OTTAWA - Canada's Liberals won a landslide general election victory Monday, with young leader Justin Trudeau ending a decade of Conservative rule with pledges to raise taxes on the rich in a struggling economy.

For many Canadians the vote was a referendum on outgoing premier Stephen Harper's management style, criticized as autocratic, and on who was better placed to put a sputtering economy back on track.

Besides raising taxes on the richest Canadians, Trudeau, the youthful and good-looking son of the late and beloved ex-premier Pierre Trudeau, has said he will lower them for the middle class.

Canada's economy contracted in the first half of this year. The country is the world's fifth largest oil producer and has suffered dearly from a big drop in prices for crude.

Trudeau has also pledged to take in thousands of refugees from Syria and battle climate change.

The 43-year-old - who ran a combative campaign and offered up what he called a "new vision" for the nation - would be able to form a majority government with 184 of the 338 seats in the House of Commons, according to still incomplete figures from Elections Canada.

Turnout was 68 percent, compared to 61 percent in the last election four years ago.

Public opinion had swung wildly during the hard-fought campaign, which at 11 weeks was one of the longest in Canada's history. The Liberals came from behind late in the campaign, with Trudeau promising "not just a change in government, but a better government."

"Tonight Canada is becoming the country it was before," Trudeau said in his victory address. "Canadians from across this great country sent a clear message tonight - it's time for a change in this country, a real change," he said.

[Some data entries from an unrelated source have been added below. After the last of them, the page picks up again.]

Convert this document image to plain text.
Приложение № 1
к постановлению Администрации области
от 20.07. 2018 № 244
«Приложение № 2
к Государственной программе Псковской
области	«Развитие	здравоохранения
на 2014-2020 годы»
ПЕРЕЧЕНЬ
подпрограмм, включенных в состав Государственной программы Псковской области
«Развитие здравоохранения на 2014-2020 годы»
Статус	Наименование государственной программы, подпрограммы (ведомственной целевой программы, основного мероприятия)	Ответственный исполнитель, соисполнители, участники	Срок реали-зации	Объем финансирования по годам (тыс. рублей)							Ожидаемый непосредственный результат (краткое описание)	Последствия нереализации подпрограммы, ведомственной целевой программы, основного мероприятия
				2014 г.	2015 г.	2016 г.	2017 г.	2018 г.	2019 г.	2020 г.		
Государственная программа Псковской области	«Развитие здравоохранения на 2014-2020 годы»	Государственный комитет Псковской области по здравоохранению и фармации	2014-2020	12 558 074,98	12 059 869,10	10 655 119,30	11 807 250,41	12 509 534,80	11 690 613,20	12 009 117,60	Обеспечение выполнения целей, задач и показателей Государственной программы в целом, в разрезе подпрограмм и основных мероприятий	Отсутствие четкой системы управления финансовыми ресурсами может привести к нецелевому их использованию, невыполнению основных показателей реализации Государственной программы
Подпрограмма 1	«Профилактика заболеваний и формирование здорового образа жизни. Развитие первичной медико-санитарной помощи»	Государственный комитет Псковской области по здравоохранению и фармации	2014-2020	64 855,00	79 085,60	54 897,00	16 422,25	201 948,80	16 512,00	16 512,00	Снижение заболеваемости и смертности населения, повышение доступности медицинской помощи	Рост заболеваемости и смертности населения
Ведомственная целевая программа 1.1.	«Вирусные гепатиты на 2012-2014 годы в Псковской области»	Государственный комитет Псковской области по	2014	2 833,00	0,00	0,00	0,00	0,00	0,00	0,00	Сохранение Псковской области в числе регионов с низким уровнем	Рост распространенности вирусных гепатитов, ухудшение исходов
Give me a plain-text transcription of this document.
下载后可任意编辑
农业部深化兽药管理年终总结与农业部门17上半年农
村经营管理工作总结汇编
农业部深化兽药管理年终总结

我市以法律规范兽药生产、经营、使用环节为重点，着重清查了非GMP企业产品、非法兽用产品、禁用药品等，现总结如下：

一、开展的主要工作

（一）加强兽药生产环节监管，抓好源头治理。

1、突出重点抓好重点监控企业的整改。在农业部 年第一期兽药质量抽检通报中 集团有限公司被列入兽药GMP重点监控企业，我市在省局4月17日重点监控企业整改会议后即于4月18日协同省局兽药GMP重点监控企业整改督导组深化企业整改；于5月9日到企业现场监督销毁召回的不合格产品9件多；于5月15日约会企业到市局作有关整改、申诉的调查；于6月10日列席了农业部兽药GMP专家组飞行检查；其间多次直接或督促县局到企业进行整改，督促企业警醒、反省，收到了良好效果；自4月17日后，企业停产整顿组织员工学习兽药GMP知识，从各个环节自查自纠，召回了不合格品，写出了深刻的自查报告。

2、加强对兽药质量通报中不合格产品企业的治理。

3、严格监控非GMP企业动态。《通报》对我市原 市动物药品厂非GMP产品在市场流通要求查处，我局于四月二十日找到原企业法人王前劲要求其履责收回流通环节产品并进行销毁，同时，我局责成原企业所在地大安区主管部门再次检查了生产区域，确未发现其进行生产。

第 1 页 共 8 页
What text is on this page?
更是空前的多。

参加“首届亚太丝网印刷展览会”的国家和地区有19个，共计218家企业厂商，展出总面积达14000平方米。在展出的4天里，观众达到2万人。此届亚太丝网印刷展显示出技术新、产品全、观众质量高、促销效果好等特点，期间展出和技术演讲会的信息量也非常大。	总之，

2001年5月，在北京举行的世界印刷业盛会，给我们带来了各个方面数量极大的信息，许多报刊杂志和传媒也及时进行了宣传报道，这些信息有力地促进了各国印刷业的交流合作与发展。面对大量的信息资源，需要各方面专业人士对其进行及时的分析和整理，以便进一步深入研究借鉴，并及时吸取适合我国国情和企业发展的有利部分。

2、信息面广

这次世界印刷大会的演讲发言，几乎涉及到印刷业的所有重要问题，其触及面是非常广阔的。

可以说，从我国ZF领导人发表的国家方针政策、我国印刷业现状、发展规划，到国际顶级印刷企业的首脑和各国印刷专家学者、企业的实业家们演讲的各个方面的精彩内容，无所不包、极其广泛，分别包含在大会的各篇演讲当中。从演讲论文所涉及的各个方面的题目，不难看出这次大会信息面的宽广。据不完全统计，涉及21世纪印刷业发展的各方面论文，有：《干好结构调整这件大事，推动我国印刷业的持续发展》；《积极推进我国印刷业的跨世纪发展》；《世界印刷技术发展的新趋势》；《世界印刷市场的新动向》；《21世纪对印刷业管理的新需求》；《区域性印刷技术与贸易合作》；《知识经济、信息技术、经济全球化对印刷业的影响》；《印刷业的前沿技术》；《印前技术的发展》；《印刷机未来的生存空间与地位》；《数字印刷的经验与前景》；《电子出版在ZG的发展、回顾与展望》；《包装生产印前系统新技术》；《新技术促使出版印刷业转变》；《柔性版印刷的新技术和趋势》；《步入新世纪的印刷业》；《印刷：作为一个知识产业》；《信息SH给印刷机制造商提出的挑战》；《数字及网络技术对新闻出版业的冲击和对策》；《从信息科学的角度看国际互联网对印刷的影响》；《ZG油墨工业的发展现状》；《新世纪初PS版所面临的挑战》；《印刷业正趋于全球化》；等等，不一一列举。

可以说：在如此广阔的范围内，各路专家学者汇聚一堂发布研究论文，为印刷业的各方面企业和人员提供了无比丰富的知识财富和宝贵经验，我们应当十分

Trudeau was elected Liberal leader only two years ago, after two past leaders failed to unseat Harper in 2008 and 2011 and subsequently resigned. He appears to have made good on his hope to recreate the "Trudeaumania" that swept his charismatic father to into office in 1968.

Harper, who took power in 2006, had been seeking a fourth term in office. But Trudeau tapped into a strong desire for change in administration, and took advantage of an all-time low in Harper's popularity.

Indeed, "there was a kind of mini Trudeaumania" surrounding the campaign, said Claude Denis, a politics professor at the University of Ottawa.

The long campaign gave voters unprecedented exposure to party leaders and their ideas in five debates and almost daily stump speeches. Besides campaigning on a pledge to raise taxes on the richest and lower rates for middle-income Canadians, Trudeau said he would spend billions on infrastructure to give the struggling economy a boost. He also pledged to legalize marijuana.

Along the way was debate on how Canada should handle a record influx of people fleeing the war in Syria, a court ruling quashing a ban on the niqab veil worn by some Muslim women, and economic recession.

The left-leaning New Democratic Party, led by Thomas Mulcair, had hoped to build on its second-place finish in the last ballot in 2011, and govern for the first time.

But the party stumbled in recent weeks. It lost key support in Quebec province over its opposition to the popular ban on the niqab. It looked to finish in third place.

"This election has been about change and tonight Canadians have turned the page on 10 long years (of Harper rule)," Mulcair said in his concession speech.

At times, the battle descended into personal attacks, with Tory ads suggesting that Trudeau was "just not ready" to be prime minister.

But arguably, the long contest gave him time to sharpen his campaign skills, and give Canadians a chance to get to know him better. His colorful past includes work as a snowboard instructor, a bartender and a bouncer. By the end of the campaign, Trudeau had even lost his voice.

On voting day, a cold snap hit parts of the country and attention on the Toronto Blue Jays' first baseball playoff run in 22 years risked resulting in a low voter turnout. But Canadians turned out in force after record low turnout in the past two elections.

Harper said in a concession speech, as his party announced his plans to step down as Tory leader, that "the outcome is not the one we hoped for." But, he added, "We gave everything we had to give and we have no regrets."